1

I am doing some work with Scala and spark - beginner programmer and poster- the goal is to map each request (line) to a pair (userid, 1) then sum the hits.

Can anyone explain in more detail what is happening on the 1st and 3rd line and what the => in: line => line.split means?

Please excuse any errors in my post formatting as I am new to this website.

val userreqs = logs.map(line => line.split(' ')).
   map(words => (words(2),1)).
   reduceByKey((v1,v2) => v1 + v2)
rkk
  • 21
  • 2
  • 8
  • I think `Can anyone explain in more detail what is happening on the 1st and 3rd line and what the => in: line => line.split means?` makes it different. – Jacek Laskowski May 25 '17 at 15:59

3 Answers3

4

considering the below hypothetical log

trans_id amount  user_id
  1       100     A001
  2       200     A002
  3       300     A001
  4       200     A003

this how the data is processed in spark for each operation performed on the logs.

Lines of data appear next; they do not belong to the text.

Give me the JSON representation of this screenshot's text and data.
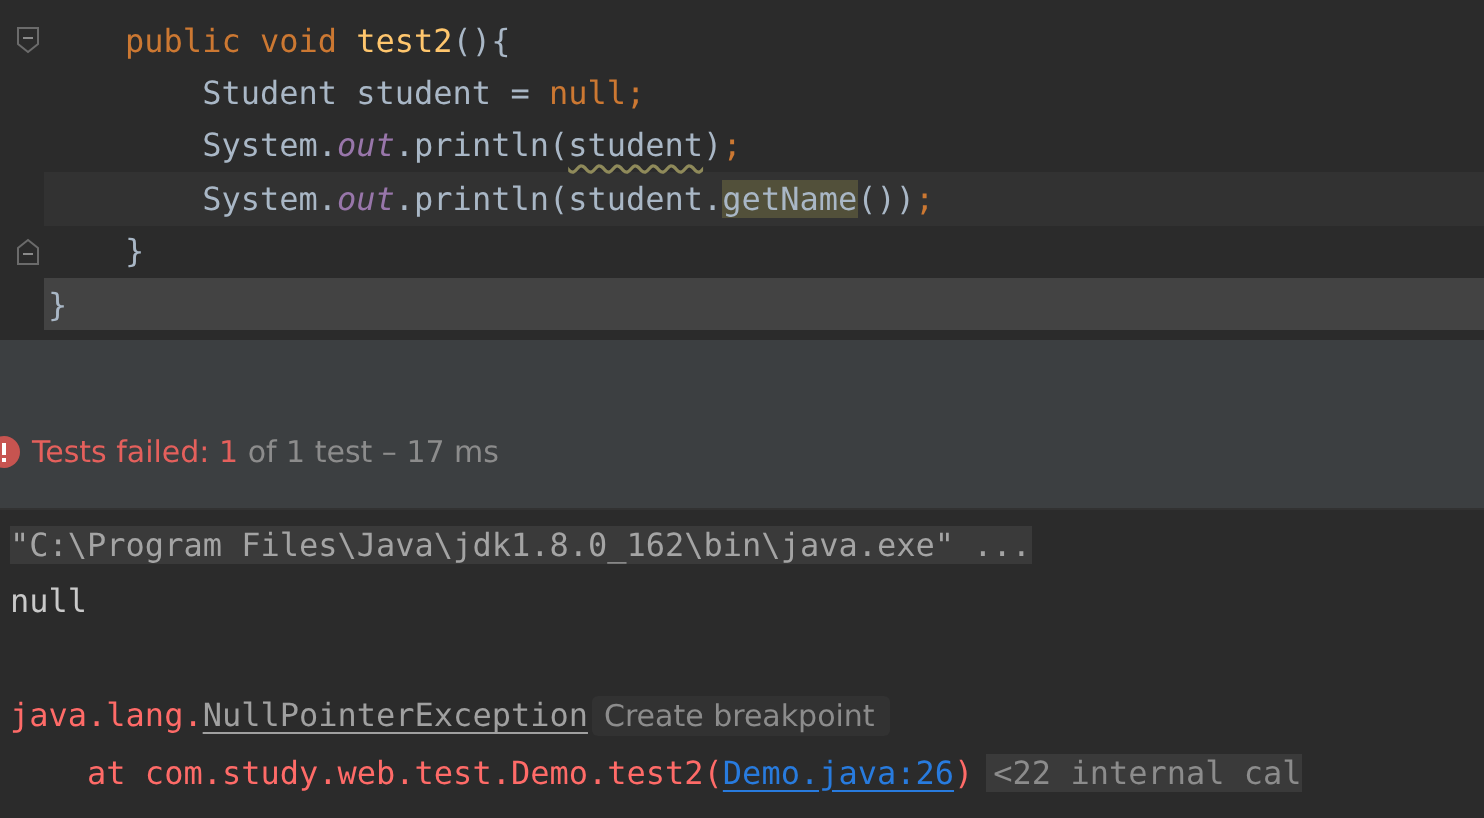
{
  "editor": {
    "lines": [
      {
        "kind": "fold-start",
        "current": false,
        "selected": false,
        "tokens": [
          {
            "text": "    public void ",
            "kind": "keyword"
          },
          {
            "text": "test2",
            "kind": "method"
          },
          {
            "text": "(){",
            "kind": "plain"
          }
        ]
      },
      {
        "kind": "code",
        "current": false,
        "selected": false,
        "tokens": [
          {
            "text": "        Student student = ",
            "kind": "plain"
          },
          {
            "text": "null",
            "kind": "keyword"
          },
          {
            "text": ";",
            "kind": "keyword"
          }
        ]
      },
      {
        "kind": "code",
        "current": false,
        "selected": false,
        "tokens": [
          {
            "text": "        System.",
            "kind": "plain"
          },
          {
            "text": "out",
            "kind": "field"
          },
          {
            "text": ".println(",
            "kind": "plain"
          },
          {
            "text": "student",
            "kind": "warning"
          },
          {
            "text": ")",
            "kind": "plain"
          },
          {
            "text": ";",
            "kind": "keyword"
          }
        ]
      },
      {
        "kind": "code",
        "current": true,
        "selected": false,
        "tokens": [
          {
            "text": "        System.",
            "kind": "plain"
          },
          {
            "text": "out",
            "kind": "field"
          },
          {
            "text": ".println(student.",
            "kind": "plain"
          },
          {
            "text": "getName",
            "kind": "highlight"
          },
          {
            "text": "())",
            "kind": "plain"
          },
          {
            "text": ";",
            "kind": "keyword"
          }
        ]
      },
      {
        "kind": "fold-end",
        "current": false,
        "selected": false,
        "tokens": [
          {
            "text": "    }",
            "kind": "plain"
          }
        ]
      },
      {
        "kind": "code",
        "current": false,
        "selected": true,
        "tokens": [
          {
            "text": "}",
            "kind": "plain"
          }
        ]
      }
    ]
  },
  "test_status": {
    "parts": [
      {
        "text": "Tests failed: 1",
        "kind": "error"
      },
      {
        "text": " of 1 test – 17 ms",
        "kind": "muted"
      }
    ]
  },
  "console": {
    "lines": [
      {
        "kind": "text",
        "tokens": [
          {
            "text": "\"C:\\Program Files\\Java\\jdk1.8.0_162\\bin\\java.exe\" ...",
            "kind": "command"
          }
        ]
      },
      {
        "kind": "text",
        "tokens": [
          {
            "text": "null",
            "kind": "plain"
          }
        ]
      },
      {
        "kind": "blank"
      },
      {
        "kind": "text",
        "tokens": [
          {
            "text": "java.lang.",
            "kind": "error"
          },
          {
            "text": "NullPointerException",
            "kind": "class-link"
          },
          {
            "text": "Create breakpoint",
            "kind": "chip"
          }
        ]
      },
      {
        "kind": "text",
        "tokens": [
          {
            "text": "    at com.study.web.test.Demo.test2(",
            "kind": "error"
          },
          {
            "text": "Demo.java:26",
            "kind": "link"
          },
          {
            "text": ")",
            "kind": "error"
          },
          {
            "text": "<22 internal cal",
            "kind": "folded"
          }
        ]
      }
    ]
  }
}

logs                            // RDD("1 100 A001","2 200 A002", "3 300 A001", "3 200 A003")
.map(line => line.split(' '))   // RDD(Array(1,100,A001),Array(2,200,A002),Array(3,300,A001), Array(4,200,A003))
.map(words => (words(2),1))     // RDD((A001,1), (A002,1), (A001,1), (A003,1))
.reduceByKey((v1,v2) => v1+v2)  // RDD(A001,2),A(A002,1),A(`003,1))
  • line.split(' ') splits a string into Array of String. "Hello World" => Array("Hello", "World")
  • reduceByKey(_+_) run a reduce operation grouping data by key. in this case its adds all the values of key. In the above example there were two occurences for the user-key A001 and the value associated with each of those key was 1. This is now reduced to value 2 using the additive function (_ + _) provided in the reduceByKey method.
rogue-one
  • 11,259
  • 7
  • 53
  • 75
1

The easiest way to learn Spark and reduceByKey is to read the official documentation of PairRDDFunctions that says:

reduceByKey(func: (V, V) ⇒ V): RDD[(K, V)] Merge the values for each key using an associative and commutative reduce function.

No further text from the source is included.